Species assignment from trace DNA sequences: an in silico assessment of the test used to survey for foxes in Tasmania

Summary Diagnostic DNA tests have become important for species detection from environmental samples and are increasingly applied to the analysis of ecological systems and in wildlife management. The availability of reference DNA sequences from many taxa enables the development of diagnostic PCR primers. Where there is a high risk of false-positive PCR amplification, or where even a low rate of false positives has serious management implications, DNA sequencing is crucial for accurate specimen identification. The ability of DNA sequencing to discriminate among target and non-target species must be explored for each system. The red fox Vulpes vulpes is an invasive pest in Australia. A fox-specific PCR and sequencing test has been applied to a systematic survey of scats collected in Tasmania, where the management of a recent fox incursion remains controversial. We investigated the risk that DNA sequences obtained using this test might be mistakenly assigned to fox in cases of non-specific amplification, or mistakenly assigned to another species when fox DNA was correctly amplified. We conducted an analysis of barcoding efficacy using cytochrome b sequences from 74 vertebrates. In our analysis, no non-fox sequences were identified as fox (false positives) and no genuine fox sequences were misidentified (false negatives). This two-stage DNA test, including PCR screening and sequencing steps, can reliably discriminate fox DNA from that of other Australian species. Synthesis and applications. DNA tests are attractive to wildlife managers interested in detecting species that are cryptic or difficult to identify. When DNA data directly influence management decisions, it is important to understand the limitations of the genetic markers and the likely causes of failed identifications or erroneous species assignments. We show that short cytochrome b sequences can provide high specificity for vertebrate species assignment. We highlight the importance of developing appropriate reference sequence data bases for each study system, and of evaluating the potential for misidentification of different taxa.

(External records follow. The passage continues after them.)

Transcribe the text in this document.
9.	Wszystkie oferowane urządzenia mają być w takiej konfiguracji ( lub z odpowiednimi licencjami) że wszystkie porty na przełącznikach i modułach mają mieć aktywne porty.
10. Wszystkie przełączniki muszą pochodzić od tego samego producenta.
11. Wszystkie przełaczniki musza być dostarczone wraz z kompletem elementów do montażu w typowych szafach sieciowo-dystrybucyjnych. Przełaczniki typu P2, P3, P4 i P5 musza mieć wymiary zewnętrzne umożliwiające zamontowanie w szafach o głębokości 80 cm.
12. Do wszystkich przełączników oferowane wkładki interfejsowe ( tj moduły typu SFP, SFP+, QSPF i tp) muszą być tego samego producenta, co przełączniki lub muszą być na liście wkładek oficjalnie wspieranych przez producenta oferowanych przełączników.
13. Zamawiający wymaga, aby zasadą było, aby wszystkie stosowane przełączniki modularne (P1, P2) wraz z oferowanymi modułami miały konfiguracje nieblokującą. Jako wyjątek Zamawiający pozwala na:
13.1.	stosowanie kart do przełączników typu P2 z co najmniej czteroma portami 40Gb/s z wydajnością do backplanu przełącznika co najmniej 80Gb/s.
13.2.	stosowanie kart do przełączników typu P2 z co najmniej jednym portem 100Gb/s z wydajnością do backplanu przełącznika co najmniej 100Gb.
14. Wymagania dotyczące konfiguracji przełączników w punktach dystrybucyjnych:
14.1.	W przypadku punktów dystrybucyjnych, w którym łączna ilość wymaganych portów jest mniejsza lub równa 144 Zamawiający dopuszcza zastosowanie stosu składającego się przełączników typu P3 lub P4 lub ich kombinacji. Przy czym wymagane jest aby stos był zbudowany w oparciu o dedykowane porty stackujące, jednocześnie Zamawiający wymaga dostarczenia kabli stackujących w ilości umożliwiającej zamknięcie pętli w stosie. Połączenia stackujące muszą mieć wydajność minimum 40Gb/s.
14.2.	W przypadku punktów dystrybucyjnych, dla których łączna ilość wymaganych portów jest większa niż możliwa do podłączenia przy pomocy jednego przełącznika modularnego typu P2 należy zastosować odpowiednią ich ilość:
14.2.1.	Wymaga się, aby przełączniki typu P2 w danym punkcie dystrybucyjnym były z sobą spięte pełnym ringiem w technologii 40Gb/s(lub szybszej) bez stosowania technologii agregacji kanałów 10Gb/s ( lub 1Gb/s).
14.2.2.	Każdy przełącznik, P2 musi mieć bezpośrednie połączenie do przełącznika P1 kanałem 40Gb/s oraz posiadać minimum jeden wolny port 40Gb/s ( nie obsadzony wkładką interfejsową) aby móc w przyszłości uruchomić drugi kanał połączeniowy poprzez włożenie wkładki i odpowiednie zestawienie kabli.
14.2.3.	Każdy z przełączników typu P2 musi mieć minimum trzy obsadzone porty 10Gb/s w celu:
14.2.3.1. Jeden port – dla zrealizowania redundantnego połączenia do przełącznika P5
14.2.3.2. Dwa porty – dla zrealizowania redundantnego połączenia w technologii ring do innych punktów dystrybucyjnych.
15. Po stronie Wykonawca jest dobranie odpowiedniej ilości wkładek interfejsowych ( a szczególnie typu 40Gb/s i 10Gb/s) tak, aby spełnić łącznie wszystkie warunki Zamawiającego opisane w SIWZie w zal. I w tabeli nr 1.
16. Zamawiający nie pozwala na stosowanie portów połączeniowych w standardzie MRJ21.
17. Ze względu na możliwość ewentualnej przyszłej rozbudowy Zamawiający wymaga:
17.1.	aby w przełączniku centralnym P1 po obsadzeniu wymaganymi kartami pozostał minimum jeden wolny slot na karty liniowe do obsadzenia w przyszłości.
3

Detecting rare carnivores using scats: Implications for monitoring a fox incursion into Tasmania

Abstract The ability to detect the incursion of an invasive species or destroy the last individuals during an eradication program are some of the most difficult aspects of invasive species management. The presence of foxes in Tasmania is a contentious issue with recent structured monitoring efforts, involving collection of carnivore scats and testing for fox DNA, failing to detect any evidence of foxes. Understanding the likelihood that monitoring efforts would detect fox presence, given at least one is present, is therefore critical for understanding the role of scat monitoring for informing the response to an incursion. We undertook trials to estimate the probability of fox scat detection through monitoring by scat‐detector dogs and person searches and used this information to critically evaluate the power of scat monitoring efforts for detecting foxes in the Tasmanian landscape. The probability of detecting a single scat present in a 1‐km2 survey unit was highest for scat‐detector dogs searches (0.053) compared with person searches (x¯≅0.015) for each 10 km of search effort. Simulation of the power of recent scat monitoring efforts undertaken in Tasmania from 2011 to 2015 suggested that single foxes would have to be present in at least 20 different locations or fox breeding groups present in at least six different locations, in order to be detected with a high level of confidence (>0.80). We have shown that highly structured detection trials can provide managers with the quantitative tools needed to make judgments about the power of large‐scale scat monitoring programs. Results suggest that a fox population, if present in Tasmania, could remain undetected by a large‐scale, structured scat monitoring program. Therefore, it is likely that other forms of surveillance, in conjunction with scat monitoring, will be necessary to demonstrate that foxes are absent from Tasmania with high confidence.